Question

Prove the trig. identity:
((sinx)/(1+cosx))+((1+cosx)/(sinx))=2cscx

Answer 1

best bet is to add. if it is not clear how to add this stuff up, replace
sin(x) by a and cos(x) by b and add
\[\frac{b}{1+a}+\frac{a}{1+b}\]

Answer 2

LHS=((sinx)/(1+cosx))+((1+cosx)/(sinx))
LHS=(sin^2x+(1+cosx)(1+cosx))/((1+cosx)(sinx))

Answer 3

the race is on!

Answer 4

after you add, replace back. then i bet the only "trig" step will be to write
\[\sin^2(x)+\cos^2(x)=1\] and you will get your answre

Answer 5

LHS=(sin^x+cos^x+2sincosx+1)/(1+cosx)sinx

Answer 6

lol @ joe

Answer 7

LHS=(2+2sincosx)/(1+cosx)sinx

Answer 8

i either win or lose, depending on whether you think i actually wrote an answer.
@kbix, most of these problems just require a bunch of algebra. don't let the "sine" and "cosine" fool you or make it more difficult. they are usually cooked up so that at some point you will see
\[\sin^2(x)+\cos^2(x)\] which you then replace by 1

Answer 9

just combine the two fractions:
(sinx / 1 + cosx) + (1 + cosx / sinx)
=sin^2(x)/ sin(x) *(1 +cos(x))^2/ sin(x) *(1 +cos(x))
=sin^2(x) +(1 +cos(x))^2/ sin(x) *(1 +cos(x))
=sin^2(x) +cos^2(x) +2cos(x) +1/ sin(x) *(1 +cos(x))
=1 +2cos(x) +1/ sin(x) *(1 +cos(x))
=2 +2cos(x) / sin(x) *(1 +cos(x))
=2 *(1 +cos(x)) / sin(x) *(1 +cos(x))
=2/ sin(x)
=2csc(x)

Answer 10

LHS=2 *(1 +cos(x)) / sin(x) *(1 +cos(x))

Answer 11

2/sinx

Answer 12

i feel cheated

Answer 13

\[\frac{b}{1+a}+\frac{1+a}{b}=\]
\[=\frac{b^2+(1+a)(1+a)}{(1+a)b}\]
\[=\frac{b^2+a^2+2a+1}{(1+a)b}\]

Answer 14

\[\frac{\sin^2(x)+\cos^2(x)+2\cos(x)+1}{(1+\cos(x))\sin(x)}\]
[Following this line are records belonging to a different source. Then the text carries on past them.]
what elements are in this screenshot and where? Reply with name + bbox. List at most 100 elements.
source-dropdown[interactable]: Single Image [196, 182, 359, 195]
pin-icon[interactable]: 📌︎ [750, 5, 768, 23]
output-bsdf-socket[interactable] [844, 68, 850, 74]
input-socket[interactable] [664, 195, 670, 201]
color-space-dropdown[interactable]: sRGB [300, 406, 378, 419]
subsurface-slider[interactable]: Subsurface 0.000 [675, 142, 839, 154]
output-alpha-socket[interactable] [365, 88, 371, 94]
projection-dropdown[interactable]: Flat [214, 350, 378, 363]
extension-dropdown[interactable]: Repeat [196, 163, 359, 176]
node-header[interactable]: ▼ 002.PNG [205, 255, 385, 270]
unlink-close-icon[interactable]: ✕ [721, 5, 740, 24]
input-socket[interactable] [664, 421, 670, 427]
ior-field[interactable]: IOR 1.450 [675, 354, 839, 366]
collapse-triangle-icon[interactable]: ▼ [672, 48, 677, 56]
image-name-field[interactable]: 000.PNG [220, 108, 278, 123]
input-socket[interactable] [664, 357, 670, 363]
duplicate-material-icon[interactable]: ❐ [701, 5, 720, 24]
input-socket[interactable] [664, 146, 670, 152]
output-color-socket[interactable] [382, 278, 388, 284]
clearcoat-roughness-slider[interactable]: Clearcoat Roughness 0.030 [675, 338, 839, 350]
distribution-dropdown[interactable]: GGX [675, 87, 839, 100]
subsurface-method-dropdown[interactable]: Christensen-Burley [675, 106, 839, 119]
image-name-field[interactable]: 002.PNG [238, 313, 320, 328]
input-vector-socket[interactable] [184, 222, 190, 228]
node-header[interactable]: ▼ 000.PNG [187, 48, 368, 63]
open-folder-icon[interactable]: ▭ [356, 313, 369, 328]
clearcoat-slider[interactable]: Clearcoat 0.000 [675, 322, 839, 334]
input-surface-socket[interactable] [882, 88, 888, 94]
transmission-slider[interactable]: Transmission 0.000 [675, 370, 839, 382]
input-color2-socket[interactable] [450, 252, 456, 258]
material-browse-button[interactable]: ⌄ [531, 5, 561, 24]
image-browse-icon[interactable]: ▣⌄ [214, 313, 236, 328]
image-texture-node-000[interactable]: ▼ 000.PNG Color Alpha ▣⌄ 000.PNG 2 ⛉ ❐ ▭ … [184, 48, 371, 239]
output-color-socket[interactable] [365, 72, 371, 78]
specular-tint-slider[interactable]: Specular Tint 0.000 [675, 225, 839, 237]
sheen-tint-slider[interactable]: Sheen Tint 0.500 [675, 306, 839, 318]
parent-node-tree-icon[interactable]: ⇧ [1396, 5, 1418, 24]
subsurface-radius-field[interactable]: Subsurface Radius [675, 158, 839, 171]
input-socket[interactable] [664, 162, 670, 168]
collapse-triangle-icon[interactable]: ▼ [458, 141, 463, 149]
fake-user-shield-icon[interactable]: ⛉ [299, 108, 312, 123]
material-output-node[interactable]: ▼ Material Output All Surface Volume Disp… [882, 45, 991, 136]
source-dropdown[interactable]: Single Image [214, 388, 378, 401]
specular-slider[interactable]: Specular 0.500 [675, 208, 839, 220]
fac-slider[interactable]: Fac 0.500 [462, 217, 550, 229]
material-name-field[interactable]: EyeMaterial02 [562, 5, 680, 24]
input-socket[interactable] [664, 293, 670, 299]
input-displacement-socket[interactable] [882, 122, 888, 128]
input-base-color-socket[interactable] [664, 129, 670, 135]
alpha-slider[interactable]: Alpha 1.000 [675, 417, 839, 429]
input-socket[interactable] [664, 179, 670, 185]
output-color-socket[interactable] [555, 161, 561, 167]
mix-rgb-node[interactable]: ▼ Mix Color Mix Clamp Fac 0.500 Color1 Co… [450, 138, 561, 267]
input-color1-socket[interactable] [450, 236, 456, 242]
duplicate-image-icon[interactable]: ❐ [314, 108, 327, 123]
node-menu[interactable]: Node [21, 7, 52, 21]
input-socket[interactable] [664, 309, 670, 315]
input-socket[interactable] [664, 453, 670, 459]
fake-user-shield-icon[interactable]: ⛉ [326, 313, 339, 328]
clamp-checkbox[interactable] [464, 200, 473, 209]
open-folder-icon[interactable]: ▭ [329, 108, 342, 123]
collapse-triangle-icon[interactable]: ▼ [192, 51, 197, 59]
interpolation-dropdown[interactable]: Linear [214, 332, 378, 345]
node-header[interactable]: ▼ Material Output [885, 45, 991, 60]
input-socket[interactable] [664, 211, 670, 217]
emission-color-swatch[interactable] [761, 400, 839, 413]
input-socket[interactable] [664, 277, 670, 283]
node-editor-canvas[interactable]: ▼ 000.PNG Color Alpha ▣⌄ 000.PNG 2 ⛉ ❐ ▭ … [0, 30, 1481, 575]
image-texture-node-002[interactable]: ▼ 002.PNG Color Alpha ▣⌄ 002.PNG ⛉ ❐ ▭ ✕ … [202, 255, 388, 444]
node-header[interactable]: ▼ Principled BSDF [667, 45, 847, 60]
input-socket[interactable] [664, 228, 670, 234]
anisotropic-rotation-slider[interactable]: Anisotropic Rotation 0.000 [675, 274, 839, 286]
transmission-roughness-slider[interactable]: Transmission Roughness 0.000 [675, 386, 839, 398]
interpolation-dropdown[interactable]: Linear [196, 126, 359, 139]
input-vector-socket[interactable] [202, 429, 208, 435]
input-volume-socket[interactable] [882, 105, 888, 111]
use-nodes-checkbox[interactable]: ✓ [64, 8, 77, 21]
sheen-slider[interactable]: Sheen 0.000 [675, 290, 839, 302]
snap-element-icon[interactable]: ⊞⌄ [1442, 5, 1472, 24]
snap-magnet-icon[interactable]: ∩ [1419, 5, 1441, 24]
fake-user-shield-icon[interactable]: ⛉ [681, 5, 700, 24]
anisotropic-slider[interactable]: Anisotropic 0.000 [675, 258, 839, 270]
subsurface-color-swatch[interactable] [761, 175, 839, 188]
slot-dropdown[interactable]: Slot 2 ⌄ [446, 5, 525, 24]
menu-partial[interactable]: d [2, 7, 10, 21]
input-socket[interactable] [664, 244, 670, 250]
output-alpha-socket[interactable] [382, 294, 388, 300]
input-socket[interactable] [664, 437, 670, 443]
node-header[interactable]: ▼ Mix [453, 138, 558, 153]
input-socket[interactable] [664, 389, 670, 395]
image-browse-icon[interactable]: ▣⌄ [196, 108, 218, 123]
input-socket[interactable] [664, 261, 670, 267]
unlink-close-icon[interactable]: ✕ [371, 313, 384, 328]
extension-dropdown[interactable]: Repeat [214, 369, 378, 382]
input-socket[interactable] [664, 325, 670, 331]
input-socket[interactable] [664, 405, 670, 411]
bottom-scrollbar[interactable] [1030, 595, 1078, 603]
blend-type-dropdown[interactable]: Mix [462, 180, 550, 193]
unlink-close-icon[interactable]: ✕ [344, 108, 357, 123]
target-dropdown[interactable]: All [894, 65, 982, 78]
\[\frac{2+2\cos(x)}{(1+\cos(x))\sin(x)}\]
that is the ONLY trig step. the rest is algebra pure and (not so) simple

Answer 15

now factor out the 2, cancel the 1 + cos(x) and you get your answer.

Answer 16

@lagrange thanks. i am very slow at latex tonight

Answer 17

Thank-you soooo much, guys. I am pretty much awful at proofs. I greatlyyyyy appreciate it. (: